The Theory of Law According to Rabbi Shimon Shkop

Question

Hello Rabbi, in your column on Rashi’s approach in Bava Kamma 60a, and also in the article you wrote about it, you cited Rabbi Shimon Shkop’s words in Sha'arei Yosher and explained that there are two novel points in his view: a. The legal dimension defines the ownership rights to which the Torah’s prohibitions apply. b. The legal dimension itself prohibits. Based on this, you wrote that it follows that even according to the view that there is no prohibition of “you shall not steal” regarding theft from a gentile, it is still forbidden from a legal standpoint. I wanted to ask two questions: a. In the Talmud in Bava Kamma 113b we see that they allowed avoidance of repaying a gentile’s loan.

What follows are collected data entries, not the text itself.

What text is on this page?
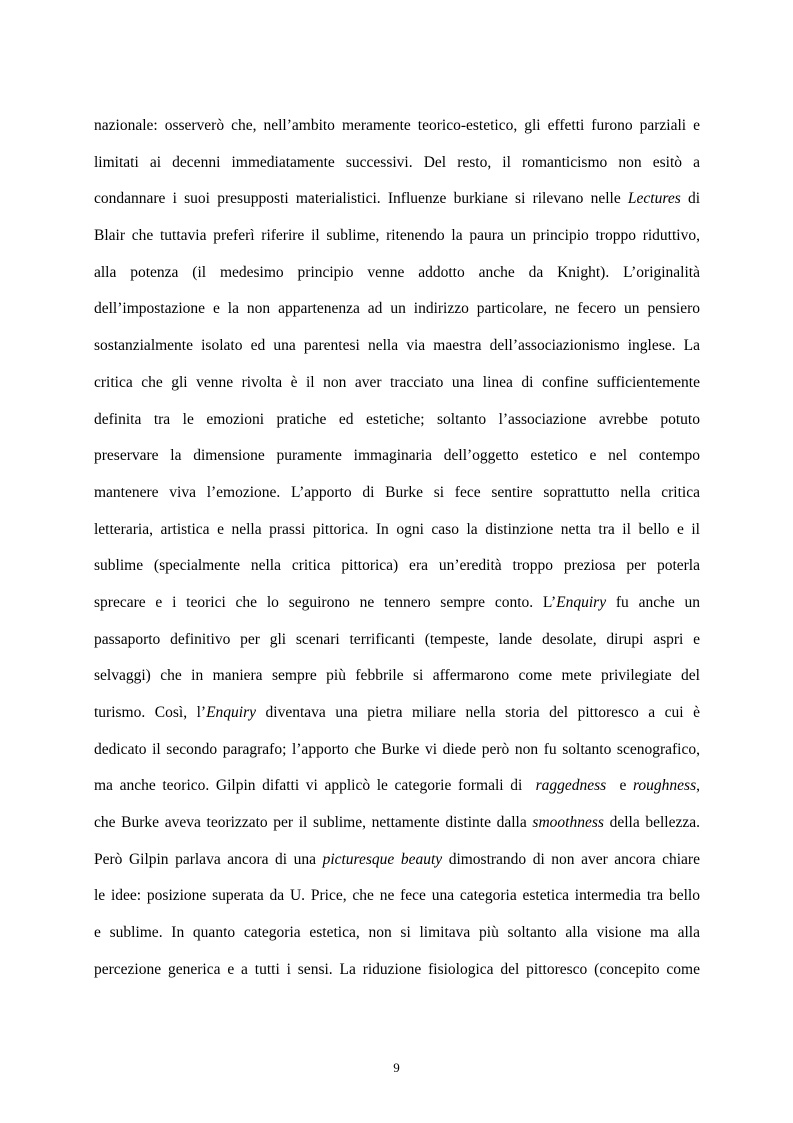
nazionale: osserverò che, nell’ambito meramente teorico-estetico, gli effetti furono parziali e
limitati ai decenni immediatamente successivi. Del resto, il romanticismo non esitò a
condannare i suoi presupposti materialistici. Influenze burkiane si rilevano nelle Lectures di
Blair che tuttavia preferì riferire il sublime, ritenendo la paura un principio troppo riduttivo,
alla potenza (il medesimo principio venne addotto anche da Knight). L’originalità
dell’impostazione e la non appartenenza ad un indirizzo particolare, ne fecero un pensiero
sostanzialmente isolato ed una parentesi nella via maestra dell’associazionismo inglese. La
critica che gli venne rivolta è il non aver tracciato una linea di confine sufficientemente
definita tra le emozioni pratiche ed estetiche; soltanto l’associazione avrebbe potuto
preservare la dimensione puramente immaginaria dell’oggetto estetico e nel contempo
mantenere viva l’emozione. L’apporto di Burke si fece sentire soprattutto nella critica
letteraria, artistica e nella prassi pittorica. In ogni caso la distinzione netta tra il bello e il
sublime (specialmente nella critica pittorica) era un’eredità troppo preziosa per poterla
sprecare e i teorici che lo seguirono ne tennero sempre conto. L’Enquiry fu anche un
passaporto definitivo per gli scenari terrificanti (tempeste, lande desolate, dirupi aspri e
selvaggi) che in maniera sempre più febbrile si affermarono come mete privilegiate del
turismo. Così, l’Enquiry diventava una pietra miliare nella storia del pittoresco a cui è
dedicato il secondo paragrafo; l’apporto che Burke vi diede però non fu soltanto scenografico,
ma anche teorico. Gilpin difatti vi applicò le categorie formali di  raggedness  e roughness,
che Burke aveva teorizzato per il sublime, nettamente distinte dalla smoothness della bellezza.
Però Gilpin parlava ancora di una picturesque beauty dimostrando di non aver ancora chiare
le idee: posizione superata da U. Price, che ne fece una categoria estetica intermedia tra bello
e sublime. In quanto categoria estetica, non si limitava più soltanto alla visione ma alla
percezione generica e a tutti i sensi. La riduzione fisiologica del pittoresco (concepito come
9
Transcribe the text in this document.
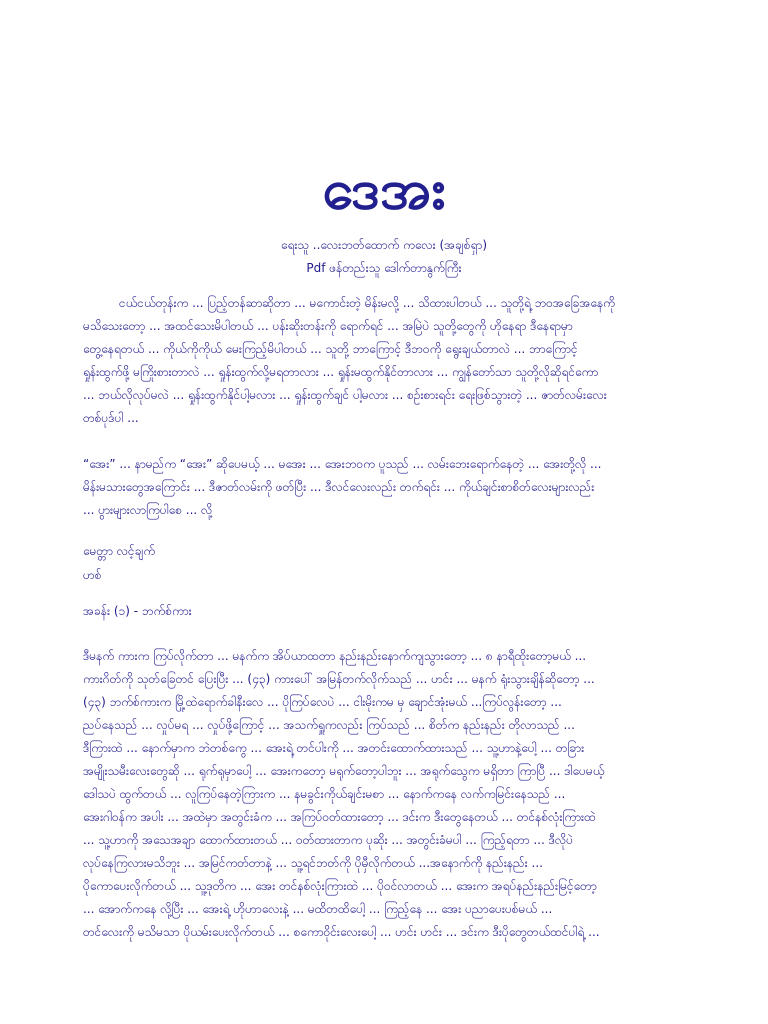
ဒေအး
ရေးသူ ..လေးဘတ်ထောက် ကလေး (အချစ်ရှာ)
Pdf ဖန်တည်းသူ ဒေါက်တာနွက်ကြီး
ငယ်ငယ်တုန်းက ... ပြည့်တန်ဆာဆိုတာ ... မကောင်းတဲ့ မိန်းမလို့ ... သိထားပါတယ် ... သူတို့ရဲ့ ဘဝအခြေအနေကို
မသိသေးတော့ ... အထင်သေးမိပါတယ် ... ပန်းဆိုးတန်းကို ရောက်ရင် ... အမြဲပဲ သူတို့တွေကို ဟိုနေရာ ဒီနေရာမှာ
တွေ့နေရတယ် ... ကိုယ်ကိုကိုယ် မေးကြည့်မိပါတယ် ... သူတို့ ဘာကြောင့် ဒီဘဝကို ရွေးချယ်တာလဲ ... ဘာကြောင့်
ရှုန်းထွက်ဖို့ မကြိုးစားတာလဲ ... ရှုန်းထွက်လို့မရတာလား ... ရှုန်းမထွက်နိုင်တာလား ... ကျွန်တော်သာ သူတို့လိုဆိုရင်ကော
... ဘယ်လိုလုပ်မလဲ ... ရှုန်းထွက်နိုင်ပါ့မလား ... ရှုန်းထွက်ချင် ပါ့မလား ... စဉ်းစားရင်း ရေးဖြစ်သွားတဲ့ ... ဇာတ်လမ်းလေး
တစ်ပုဒ်ပါ ...
“အေး” ... နာမည်က “အေး” ဆိုပေမယ့် ... မအေး ... အေးဘဝက ပူသည် ... လမ်းဘေးရောက်နေတဲ့ ... အေးတို့လို ...
မိန်းမသားတွေအကြောင်း ... ဒီဇာတ်လမ်းကို ဖတ်ပြီး ... ဒီလင်လေးလည်း တက်ရင်း ... ကိုယ်ချင်းစာစိတ်လေးများလည်း
... ပွားများလာကြပါစေ ... လို့
မေတ္တာ လင့်ချက်
ဟစ်
အခန်း (၁) - ဘက်စ်ကား
ဒီမနက် ကားက ကြပ်လိုက်တာ ... မနက်က အိပ်ယာထတာ နည်းနည်းနောက်ကျသွားတော့ ... ၈ နာရီထိုးတော့မယ် ...
ကားဂိတ်ကို သုတ်ခြေတင် ပြေးပြီး ... (၄၃) ကားပေါ် အမြန်တက်လိုက်သည် ... ဟင်း ... မနက် ရုံးသွားချိန်ဆိုတော့ ...
(၄၃) ဘက်စ်ကားက မြို့ထဲရောက်ခါနီးလေ ... ပိုကြပ်လေပဲ ... ငါးမိုးကမ မှ ချောင်အုံးမယ် ...ကြပ်လွန်းတော့ ...
ညပ်နေသည် ... လှုပ်မရ ... လှုပ်ဖို့ကြောင့် ... အသက်ရှူကလည်း ကြပ်သည် ... စိတ်က နည်းနည်း တိုလာသည် ...
ဒီကြားထဲ ... နောက်မှာက ဘဲတစ်ကွေ ... အေးရဲ့ တင်ပါးကို ... အတင်းထောက်ထားသည် ... သူ့ဟာနဲ့ပေါ့ ... တခြား
အမျိုးသမီးလေးတွေဆို ... ရုက်ရုမှာပေါ့ ... အေးကတော့ မရုက်တော့ပါဘူး ... အရုက်သွေက မရှိတာ ကြာပြီ ... ဒါပေမယ့်
ဒေါသပဲ ထွက်တယ် ... လူကြပ်နေတဲ့ကြားက ... နမခွင်းကိုယ်ချင်းမစာ ... နောက်ကနေ လက်ကမြင်းနေသည် ...
အေးဂါဝန်က အပါး ... အထဲမှာ အတွင်းခံက ... အကြပ်ဝတ်ထားတော့ ... ဒင်းက ဒီးတွေနေတယ် ... တင်နစ်လုံးကြားထဲ
... သူ့ဟာကို အသေအချာ ထောက်ထားတယ် ... ဝတ်ထားတာက ပုဆိုး ... အတွင်းခံမပါ ... ကြည့်ရတာ ... ဒီလိုပဲ
လုပ်နေကြလားမသိဘူး ... အမြင်ကတ်တာနဲ့ ... သူ့ရင်ဘတ်ကို ပိုမှီလိုက်တယ် ...အနောက်ကို နည်းနည်း ...
ပိုကောပေးလိုက်တယ် ... သူ့ဒုတိက ... အေး တင်နစ်လုံးကြားထဲ ... ပိုဝင်လာတယ် ... အေးက အရပ်နည်းနည်းမြင့်တော့
... အောက်ကနေ လို့ပြီး ... အေးရဲ့ ဟိုဟာလေးနဲ့ ... မထိတထိပေါ့ ... ကြည့်နေ ... အေး ပညာပေးပစ်မယ် ...
တင်လေးကို မသိမသာ ပိုယမ်းပေးလိုက်တယ် ... စကောဝိုင်းလေးပေါ့ ... ဟင်း ဟင်း ... ဒင်းက ဒီးပိုတွေတယ်ထင်ပါရဲ့ ...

Is there no legal prohibition regarding that? Or did they simply not take that into account? b. From the continuation of Rabbi Shimon Shkop’s words it sounds like he explains that the legal layer determines ownership rights, but does not create legal prohibitions..

Answer

a. This can be discussed from several angles: avoiding repayment of a loan is not really theft, because a loan is money that becomes the borrower’s property. Therefore they permitted it with regard to a gentile. We are speaking about a gentile who does not observe the seven Noahide commandments, and with regard to him there are no legal obligations. Or, they permitted it as a sanction against the conduct of the gentiles, even though strictly speaking it is forbidden.
b. From several places in Rabbi Shimon Shkop it is clear that he means both levels. For example, at the beginning of the section he asks: why should one obey a command that is not in the Torah? And if this is only a definition, what obedience is involved? Later he writes that theft from a gentile is legally forbidden even according to the view that theft from a gentile is permitted.

Discussion on Answer

Daniel Koren (2020-08-19)

I understand that the Rabbi, in his wonderful sixth approach in 'Jewish Law and Morality,' was influenced by lines of thought from Rabbi Shimon Shkop… Is this indeed true and accepted in Israel?

Michi (2020-08-19)

Maybe there was some influence here too (it is clear that there was in other contexts), but I do not see a necessary connection. The structure in which there is an extra-halakhic command does indeed appear there.